Heute startet die 1. Tarifrunde für die Beschäftigten von Bund und Kommunen. Der dbb Chef Ulrich Silberbach bekräftigt vor der Tarifrunde die Gewerkschaftsforderungen und fordert zur Not ein Kanzler-Machtwort.
„Ohne eine massive Lohnsteigerung wird der Personalmangel im öffentlichen Dienst eskalieren. Es fehlen uns bereits heute rund 360.000 Fachkräfte. Und in den kommenden zehn Jahren gehen 1,3 Millionen Beschäftigte in den Ruhestand. Da müssen wir gegensteuern“, sagte der dbb Bundesvorsitzende im Interview mit der „Wirtschaftswoche“. Der dbb fordert eine Erhöhung der Entgelte um 10,5 Prozent, mindestens aber 500 Euro. Der Bund soll außerdem die Besoldung und Versorgung der Beamtinnen und Beamten entsprechend erhöhen. Silberbach: „Die vollständige Übertragung ist nicht verhandelbar, der Tarifabschluss muss zeit- und inhaltsgleich übernommen werden. Zumal die Alimentation der Beamtinnen und Beamten ja gerade ohnehin eine Riesenbaustelle ist und vom Bundesverfassungsgericht als nicht verfassungskonform bewertet wird.“ Die Tarifverhandlungen beginnen am 24. Januar 2023.
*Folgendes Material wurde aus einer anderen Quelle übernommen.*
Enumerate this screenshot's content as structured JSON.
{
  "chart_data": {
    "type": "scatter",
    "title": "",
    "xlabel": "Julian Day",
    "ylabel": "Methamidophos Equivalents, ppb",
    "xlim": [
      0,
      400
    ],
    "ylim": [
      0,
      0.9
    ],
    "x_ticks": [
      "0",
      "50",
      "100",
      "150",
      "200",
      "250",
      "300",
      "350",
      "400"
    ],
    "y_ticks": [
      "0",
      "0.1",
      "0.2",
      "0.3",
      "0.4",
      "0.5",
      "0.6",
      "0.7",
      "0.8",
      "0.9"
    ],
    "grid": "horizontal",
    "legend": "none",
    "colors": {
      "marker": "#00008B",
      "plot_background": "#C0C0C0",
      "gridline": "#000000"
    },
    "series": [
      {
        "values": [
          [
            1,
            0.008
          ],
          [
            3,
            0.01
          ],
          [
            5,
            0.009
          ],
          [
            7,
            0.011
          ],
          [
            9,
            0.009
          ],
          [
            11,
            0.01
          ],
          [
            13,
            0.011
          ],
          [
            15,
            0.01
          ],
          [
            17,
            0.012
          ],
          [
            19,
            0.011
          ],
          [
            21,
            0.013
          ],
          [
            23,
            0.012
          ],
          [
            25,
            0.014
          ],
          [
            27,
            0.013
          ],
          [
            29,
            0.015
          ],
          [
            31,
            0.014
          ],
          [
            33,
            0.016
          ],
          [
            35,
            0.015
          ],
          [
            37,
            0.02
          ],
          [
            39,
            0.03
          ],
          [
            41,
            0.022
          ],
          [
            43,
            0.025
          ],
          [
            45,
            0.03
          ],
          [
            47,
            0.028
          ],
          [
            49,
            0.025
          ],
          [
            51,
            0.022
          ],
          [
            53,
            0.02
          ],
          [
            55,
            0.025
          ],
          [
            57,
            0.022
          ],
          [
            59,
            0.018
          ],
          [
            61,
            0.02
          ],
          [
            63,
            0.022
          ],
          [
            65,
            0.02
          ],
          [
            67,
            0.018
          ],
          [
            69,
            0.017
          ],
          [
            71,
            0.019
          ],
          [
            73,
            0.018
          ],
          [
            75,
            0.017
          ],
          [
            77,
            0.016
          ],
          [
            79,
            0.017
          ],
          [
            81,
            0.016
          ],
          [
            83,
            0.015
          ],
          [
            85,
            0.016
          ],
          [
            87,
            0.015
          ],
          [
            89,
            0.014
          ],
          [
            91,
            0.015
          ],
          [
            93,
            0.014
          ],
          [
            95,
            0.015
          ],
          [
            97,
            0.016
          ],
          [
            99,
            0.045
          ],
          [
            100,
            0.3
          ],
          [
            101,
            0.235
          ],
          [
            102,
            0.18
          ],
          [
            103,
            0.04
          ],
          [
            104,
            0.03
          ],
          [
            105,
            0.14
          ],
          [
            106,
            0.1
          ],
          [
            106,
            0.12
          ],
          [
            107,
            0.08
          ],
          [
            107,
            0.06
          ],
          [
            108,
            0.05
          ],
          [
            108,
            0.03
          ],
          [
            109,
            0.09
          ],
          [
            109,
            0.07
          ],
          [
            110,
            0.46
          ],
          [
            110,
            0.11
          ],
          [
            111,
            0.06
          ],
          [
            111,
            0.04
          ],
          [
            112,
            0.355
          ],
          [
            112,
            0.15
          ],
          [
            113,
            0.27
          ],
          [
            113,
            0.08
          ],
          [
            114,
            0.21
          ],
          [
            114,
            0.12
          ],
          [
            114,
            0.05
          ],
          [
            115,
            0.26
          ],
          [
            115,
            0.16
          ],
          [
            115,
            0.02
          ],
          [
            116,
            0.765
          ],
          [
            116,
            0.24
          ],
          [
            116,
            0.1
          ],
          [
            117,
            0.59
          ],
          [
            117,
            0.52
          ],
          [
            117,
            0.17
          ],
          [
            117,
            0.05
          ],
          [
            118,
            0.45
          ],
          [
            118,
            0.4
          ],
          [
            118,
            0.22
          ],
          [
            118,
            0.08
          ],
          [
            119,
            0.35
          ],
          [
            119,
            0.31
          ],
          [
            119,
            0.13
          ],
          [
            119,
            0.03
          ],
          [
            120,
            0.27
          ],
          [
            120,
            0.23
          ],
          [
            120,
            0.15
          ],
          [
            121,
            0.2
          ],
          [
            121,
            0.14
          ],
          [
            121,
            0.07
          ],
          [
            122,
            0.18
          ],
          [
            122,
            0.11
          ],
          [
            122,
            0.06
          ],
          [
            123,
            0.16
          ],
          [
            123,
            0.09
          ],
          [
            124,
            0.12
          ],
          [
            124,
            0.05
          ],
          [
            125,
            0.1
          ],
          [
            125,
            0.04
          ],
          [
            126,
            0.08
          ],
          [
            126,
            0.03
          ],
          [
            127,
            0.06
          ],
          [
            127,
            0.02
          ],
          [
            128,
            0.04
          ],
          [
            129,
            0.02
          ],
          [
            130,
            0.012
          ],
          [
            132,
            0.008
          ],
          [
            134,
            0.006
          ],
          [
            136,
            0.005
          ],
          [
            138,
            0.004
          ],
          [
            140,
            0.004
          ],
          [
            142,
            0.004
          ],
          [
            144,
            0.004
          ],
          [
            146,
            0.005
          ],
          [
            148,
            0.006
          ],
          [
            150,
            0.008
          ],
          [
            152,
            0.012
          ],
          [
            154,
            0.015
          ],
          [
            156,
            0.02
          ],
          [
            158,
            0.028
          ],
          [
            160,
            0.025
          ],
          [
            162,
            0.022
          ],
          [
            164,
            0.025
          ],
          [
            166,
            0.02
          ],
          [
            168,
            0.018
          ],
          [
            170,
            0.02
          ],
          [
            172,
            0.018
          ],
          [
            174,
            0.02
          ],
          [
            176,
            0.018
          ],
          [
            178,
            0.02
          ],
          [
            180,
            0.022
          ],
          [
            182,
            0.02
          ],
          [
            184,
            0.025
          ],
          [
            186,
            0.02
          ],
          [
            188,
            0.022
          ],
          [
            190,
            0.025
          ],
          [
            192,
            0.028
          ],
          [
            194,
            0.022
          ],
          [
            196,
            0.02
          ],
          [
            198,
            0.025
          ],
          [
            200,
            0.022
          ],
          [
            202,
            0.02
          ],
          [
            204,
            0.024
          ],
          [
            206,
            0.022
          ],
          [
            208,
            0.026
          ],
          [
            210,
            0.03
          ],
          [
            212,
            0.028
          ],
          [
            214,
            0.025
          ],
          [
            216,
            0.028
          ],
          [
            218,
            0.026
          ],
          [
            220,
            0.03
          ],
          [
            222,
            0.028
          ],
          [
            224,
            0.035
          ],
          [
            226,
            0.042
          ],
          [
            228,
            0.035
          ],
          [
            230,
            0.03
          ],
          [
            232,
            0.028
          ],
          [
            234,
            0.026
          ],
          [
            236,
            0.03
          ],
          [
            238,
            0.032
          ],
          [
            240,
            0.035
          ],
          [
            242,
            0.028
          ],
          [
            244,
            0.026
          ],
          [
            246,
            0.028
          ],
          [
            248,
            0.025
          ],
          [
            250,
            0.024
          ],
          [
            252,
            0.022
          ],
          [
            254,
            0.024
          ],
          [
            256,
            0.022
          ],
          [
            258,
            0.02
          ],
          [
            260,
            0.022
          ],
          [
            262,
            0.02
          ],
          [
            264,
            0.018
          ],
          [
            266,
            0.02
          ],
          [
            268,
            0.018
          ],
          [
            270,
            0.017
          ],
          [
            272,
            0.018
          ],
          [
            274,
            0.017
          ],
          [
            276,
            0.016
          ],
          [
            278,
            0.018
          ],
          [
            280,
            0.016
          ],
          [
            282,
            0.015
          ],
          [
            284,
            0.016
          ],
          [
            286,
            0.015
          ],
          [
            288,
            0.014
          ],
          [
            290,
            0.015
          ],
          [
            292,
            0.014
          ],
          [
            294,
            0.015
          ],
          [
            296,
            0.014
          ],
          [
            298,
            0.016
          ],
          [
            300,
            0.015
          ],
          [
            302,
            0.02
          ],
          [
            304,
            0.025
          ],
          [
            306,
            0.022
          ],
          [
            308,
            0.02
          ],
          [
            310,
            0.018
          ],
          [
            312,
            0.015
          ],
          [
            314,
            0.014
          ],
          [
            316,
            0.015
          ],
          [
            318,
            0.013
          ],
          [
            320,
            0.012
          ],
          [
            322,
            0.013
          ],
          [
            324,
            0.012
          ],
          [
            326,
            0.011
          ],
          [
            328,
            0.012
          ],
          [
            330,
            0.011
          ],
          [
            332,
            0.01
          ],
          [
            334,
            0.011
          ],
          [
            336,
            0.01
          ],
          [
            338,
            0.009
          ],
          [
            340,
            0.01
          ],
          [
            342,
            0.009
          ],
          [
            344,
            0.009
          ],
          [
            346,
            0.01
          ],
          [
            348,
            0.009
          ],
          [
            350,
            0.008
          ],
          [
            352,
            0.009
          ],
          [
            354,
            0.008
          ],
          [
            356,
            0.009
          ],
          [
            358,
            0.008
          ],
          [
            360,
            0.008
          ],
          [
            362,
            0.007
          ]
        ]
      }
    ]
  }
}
Hinsichtlich möglicher Warnstreiks legte sich der dbb Chef nicht fest: „Im Vorfeld einer Tarifrunde sollte man bei dieser Frage zurückhaltend sein. Bislang haben wir drei Verhandlungstermine vereinbart, und die warten wir erstmal ab. Allerdings lassen die bisherigen Aussagen der Arbeitgeber befürchten, dass es keine besonders lustige Tarifrunde wird.“ Es gebe aber grundsätzlich ein hohes Streikpotenzial im Nahverkehr und den Kitas. „Es macht natürlich keinen Spaß, den Bürgerinnen und Bürgern den Alltag zu erschweren. Die Crux ist, dass die Politik Streikaktionen ein Stück weit braucht, damit sie nach innen kommunizieren kann: ‚Wir müssen den Gewerkschaften entgegen kommen‘. Es hat in den vergangenen Jahren keine einzige Tarifrunde gegeben, in der wir nicht mit Streikaktionen politischen Druck aufbauen mussten“, erklärte Silberbach. „Ich hoffe darauf, dass der Kanzler ein Machtwort spricht, sollte sich das Finanzministerium querstellen.“
Hintergrund
Vom Tarifvertrag für den öffentlichen Dienst (TVöD) sind insgesamt über 2,5 Millionen Beschäftigte direkt oder indirekt betroffen: Fast 1,6 Millionen Arbeitnehmende des Bundes und der Kommunen und weiterer Bereiche, für die der TVöD direkte Auswirkungen hat, sowie Auszubildende (6.350 beim Bund, 56.300 bei den Kommunen), Praktikantinnen und Praktikanten sowie Studierende in ausbildungsintegrierten dualen Studiengängen und auch knapp 190.000 Bundesbeamtinnen und Bundesbeamte, Anwärterinnen und Anwärter (16.885 beim Bund) sowie über 500.000 Versorgungsempfängerinnen und -empfänger beim Bund, auf die der Tarifabschluss übertragen werden soll. Mittelbar hat die Einkommensrunde auch Auswirkungen für weitere Bereiche des öffentlichen Dienstes (Bspw. Bundesagentur für Arbeit, Deutsche Rentenversicherung).